Departing U.S. Ambassador Warns Against Quick Withdrawal From Iraq

Team Infidel

Forum Spin Doctor
New York Times
January 23, 2009
Pg. 10
By Timothy Williams
BAGHDAD — Ryan C. Crocker, the departing American ambassador to Iraq, warned on Thursday against a rapid withdrawal of troops from the country, saying Iraq was not yet capable of handling its own security.
“I think Iraqi security forces have made enormous progress during my time here, both quantitatively and, more important, qualitatively,” Mr. Crocker told reporters at the new American Embassy in the Green Zone in Baghdad. “There is still a ways to go. And clearly, still a continuing need for our security support.”
“If it were to be a precipitous withdrawal, that could be very dangerous,” he added, “but it’s clear that’s not the direction in which this is trending.”
On Wednesday, Mr. Crocker and Gen. Ray Odierno, the top commander in Iraq, spoke from Baghdad via video conference call to President Obama in Washington, offering their opinions about his pledge to pull combat forces out of Iraq in 16 months.
Mr. Crocker would not provide details to reporters of what he discussed with the president, saying he did not want to “rebroadcast it over the media.”
Mr.
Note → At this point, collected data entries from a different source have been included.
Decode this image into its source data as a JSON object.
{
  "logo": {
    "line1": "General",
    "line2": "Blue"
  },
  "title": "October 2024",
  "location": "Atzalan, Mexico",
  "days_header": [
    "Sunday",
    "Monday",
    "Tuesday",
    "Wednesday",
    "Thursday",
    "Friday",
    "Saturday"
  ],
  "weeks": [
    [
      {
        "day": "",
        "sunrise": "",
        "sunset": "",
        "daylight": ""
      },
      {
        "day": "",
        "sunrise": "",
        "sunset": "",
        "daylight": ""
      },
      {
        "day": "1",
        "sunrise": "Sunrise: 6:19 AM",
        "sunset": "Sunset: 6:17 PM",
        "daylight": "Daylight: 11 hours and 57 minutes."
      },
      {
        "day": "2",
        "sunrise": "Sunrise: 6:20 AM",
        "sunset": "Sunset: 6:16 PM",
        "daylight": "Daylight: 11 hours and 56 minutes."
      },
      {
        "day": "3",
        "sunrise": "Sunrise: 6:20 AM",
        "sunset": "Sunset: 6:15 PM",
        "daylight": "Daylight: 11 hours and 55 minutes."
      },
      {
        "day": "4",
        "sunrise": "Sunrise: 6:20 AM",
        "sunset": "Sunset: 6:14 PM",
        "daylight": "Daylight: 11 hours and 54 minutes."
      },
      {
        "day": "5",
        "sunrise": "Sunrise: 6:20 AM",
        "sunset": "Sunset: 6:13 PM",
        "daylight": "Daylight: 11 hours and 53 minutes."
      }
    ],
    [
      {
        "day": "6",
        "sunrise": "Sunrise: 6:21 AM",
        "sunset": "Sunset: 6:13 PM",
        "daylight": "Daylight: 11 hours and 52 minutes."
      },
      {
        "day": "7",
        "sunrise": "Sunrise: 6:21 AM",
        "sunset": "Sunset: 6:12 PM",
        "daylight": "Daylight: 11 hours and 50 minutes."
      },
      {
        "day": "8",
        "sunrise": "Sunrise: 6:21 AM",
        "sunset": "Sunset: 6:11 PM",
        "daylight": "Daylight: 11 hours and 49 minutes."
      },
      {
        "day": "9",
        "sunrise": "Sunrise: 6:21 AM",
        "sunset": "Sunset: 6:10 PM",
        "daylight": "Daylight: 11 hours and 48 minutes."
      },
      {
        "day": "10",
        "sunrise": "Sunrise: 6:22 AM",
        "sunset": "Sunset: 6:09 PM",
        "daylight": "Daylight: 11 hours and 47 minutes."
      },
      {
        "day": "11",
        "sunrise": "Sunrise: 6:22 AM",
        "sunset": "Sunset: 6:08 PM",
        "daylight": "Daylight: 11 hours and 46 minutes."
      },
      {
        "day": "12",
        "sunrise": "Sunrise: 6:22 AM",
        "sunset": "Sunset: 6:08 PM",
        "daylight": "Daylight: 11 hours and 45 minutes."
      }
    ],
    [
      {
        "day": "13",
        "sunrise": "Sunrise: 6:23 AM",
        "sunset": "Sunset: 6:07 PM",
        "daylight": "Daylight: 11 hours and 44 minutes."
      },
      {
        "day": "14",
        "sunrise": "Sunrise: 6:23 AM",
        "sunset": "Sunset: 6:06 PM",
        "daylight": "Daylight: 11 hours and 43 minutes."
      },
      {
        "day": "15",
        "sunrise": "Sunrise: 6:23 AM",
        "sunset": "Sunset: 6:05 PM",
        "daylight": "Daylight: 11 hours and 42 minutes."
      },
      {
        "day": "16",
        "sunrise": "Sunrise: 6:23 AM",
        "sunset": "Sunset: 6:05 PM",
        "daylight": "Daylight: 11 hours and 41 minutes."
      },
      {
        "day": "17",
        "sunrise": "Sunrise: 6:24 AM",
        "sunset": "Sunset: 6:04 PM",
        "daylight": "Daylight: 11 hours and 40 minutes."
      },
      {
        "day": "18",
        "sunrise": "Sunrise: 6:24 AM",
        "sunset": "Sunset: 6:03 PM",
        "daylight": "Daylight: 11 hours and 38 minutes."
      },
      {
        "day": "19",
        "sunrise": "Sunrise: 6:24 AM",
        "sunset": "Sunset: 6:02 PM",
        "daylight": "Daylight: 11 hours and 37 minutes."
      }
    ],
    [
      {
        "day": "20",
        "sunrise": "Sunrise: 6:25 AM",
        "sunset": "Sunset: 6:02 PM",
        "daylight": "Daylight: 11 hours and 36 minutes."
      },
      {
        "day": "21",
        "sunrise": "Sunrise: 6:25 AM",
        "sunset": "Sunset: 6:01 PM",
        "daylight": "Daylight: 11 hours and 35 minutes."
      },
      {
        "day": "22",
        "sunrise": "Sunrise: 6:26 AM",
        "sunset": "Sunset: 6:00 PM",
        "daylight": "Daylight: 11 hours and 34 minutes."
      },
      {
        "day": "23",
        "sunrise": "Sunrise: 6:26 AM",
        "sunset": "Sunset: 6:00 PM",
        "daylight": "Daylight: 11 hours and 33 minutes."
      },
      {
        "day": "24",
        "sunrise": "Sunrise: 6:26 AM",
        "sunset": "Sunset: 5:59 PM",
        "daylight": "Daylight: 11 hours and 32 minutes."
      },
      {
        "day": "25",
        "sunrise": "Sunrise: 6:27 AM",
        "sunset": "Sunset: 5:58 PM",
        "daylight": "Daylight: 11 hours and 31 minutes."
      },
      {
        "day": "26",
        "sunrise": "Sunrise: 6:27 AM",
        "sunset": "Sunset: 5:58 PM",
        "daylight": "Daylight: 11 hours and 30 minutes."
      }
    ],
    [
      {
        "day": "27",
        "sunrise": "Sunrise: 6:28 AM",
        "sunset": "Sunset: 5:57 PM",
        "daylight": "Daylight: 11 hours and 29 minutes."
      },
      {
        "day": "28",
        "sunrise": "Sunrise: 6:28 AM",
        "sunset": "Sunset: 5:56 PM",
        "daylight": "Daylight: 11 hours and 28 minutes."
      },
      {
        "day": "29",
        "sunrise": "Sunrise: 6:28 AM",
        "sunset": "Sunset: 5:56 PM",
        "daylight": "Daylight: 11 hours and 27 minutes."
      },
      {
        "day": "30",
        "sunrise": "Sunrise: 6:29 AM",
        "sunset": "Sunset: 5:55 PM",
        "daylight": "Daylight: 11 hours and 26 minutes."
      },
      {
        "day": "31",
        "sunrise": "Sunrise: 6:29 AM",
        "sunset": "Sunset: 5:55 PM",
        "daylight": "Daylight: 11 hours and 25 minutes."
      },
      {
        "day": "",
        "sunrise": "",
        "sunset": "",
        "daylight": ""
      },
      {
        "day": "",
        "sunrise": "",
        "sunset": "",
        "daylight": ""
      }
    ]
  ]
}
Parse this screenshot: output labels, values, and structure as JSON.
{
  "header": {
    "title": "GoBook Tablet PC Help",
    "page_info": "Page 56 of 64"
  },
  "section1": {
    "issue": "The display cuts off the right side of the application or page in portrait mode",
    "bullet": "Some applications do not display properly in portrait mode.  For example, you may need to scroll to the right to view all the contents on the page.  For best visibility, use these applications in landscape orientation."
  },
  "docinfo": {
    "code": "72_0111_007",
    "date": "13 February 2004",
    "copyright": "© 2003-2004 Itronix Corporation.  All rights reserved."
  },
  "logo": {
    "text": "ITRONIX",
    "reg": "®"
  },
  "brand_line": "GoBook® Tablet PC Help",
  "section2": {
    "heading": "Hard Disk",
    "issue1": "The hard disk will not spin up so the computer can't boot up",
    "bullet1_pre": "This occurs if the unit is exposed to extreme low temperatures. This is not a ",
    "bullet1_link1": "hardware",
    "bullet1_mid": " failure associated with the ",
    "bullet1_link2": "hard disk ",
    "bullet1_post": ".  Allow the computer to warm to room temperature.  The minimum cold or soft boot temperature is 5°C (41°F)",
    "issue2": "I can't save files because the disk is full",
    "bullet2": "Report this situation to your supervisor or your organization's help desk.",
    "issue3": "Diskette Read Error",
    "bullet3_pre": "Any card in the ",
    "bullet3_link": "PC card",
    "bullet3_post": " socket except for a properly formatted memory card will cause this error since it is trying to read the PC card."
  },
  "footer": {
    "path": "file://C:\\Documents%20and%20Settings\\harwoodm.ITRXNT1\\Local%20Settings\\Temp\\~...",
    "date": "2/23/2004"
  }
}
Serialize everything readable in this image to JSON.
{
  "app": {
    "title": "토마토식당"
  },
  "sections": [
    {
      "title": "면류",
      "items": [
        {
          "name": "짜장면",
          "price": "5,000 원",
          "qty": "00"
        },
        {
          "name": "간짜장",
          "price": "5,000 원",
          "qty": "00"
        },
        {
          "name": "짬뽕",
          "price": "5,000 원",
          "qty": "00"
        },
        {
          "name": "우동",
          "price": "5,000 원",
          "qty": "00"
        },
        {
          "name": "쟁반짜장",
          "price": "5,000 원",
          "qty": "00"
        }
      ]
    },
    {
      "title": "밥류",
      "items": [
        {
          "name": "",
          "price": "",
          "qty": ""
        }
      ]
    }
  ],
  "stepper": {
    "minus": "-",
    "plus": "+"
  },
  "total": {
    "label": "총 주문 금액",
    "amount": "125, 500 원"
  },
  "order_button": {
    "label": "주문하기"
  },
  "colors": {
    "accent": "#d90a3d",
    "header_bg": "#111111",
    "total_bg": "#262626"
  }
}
Crocker, a 59-year-old career diplomat who arrived in Baghdad in March 2007, has consistently advocated a strong and continued presence of American troops in Iraq to ensure stability.
During an appearance before a Congressional committee in 2007, he said the focus on Iraq should not be measured by benchmarks for progress and deadlines for troop withdrawals but by the informal ways in which Iraq had begun to improve. His watchword has been patience.
Gains made in reducing sectarian violence during the past two years were “still fragile, still reversible,” he said Thursday. “Anything can happen.”
A pact signed by Iraq and the United States requires American combat forces to leave Iraqi cities by June and calls for the withdrawal of all troops from Iraq by the end of 2011.
Mr. Crocker is scheduled to leave his post in two to three weeks. His replacement has not been announced.
He has said he may retire to his home state, Washington, though he reminded reporters that he had previously announced his intention to retire, most recently before President Bush selected him to be the ambassador here, replacing Zalmay Khalilzad, who had been appointed ambassador to the United Nations.
Mr. Crocker, who has also served as ambassador to Pakistan, Kuwait, Syria and Lebanon, said this year would be a critical one in Iraq, particularly because of provincial and parliamentary elections on Jan. 31 and a referendum on the security pact in July.
“The conduct and outcome of those elections I think are going to be very important for the country, in particular that they be — and be perceived as — free and fair, in at least a general sense,” he said. “They’re not going to be perfect elections, I think we all know that. But it is important that they be credible elections.”
Successful elections will give Iraqis “a lot of confidence going forward,” he said.
Mr. Crocker, who was a diplomat in Baghdad during the Saddam Hussein era, said Iraq had been “traumatized” by Mr. Hussein and had not yet recovered.
“He created a dramatic climate of fear that all Iraqi communities still suffer from,” he said. “If there’s one word that still does describe a state of mind in Iraq, it would still be fear.”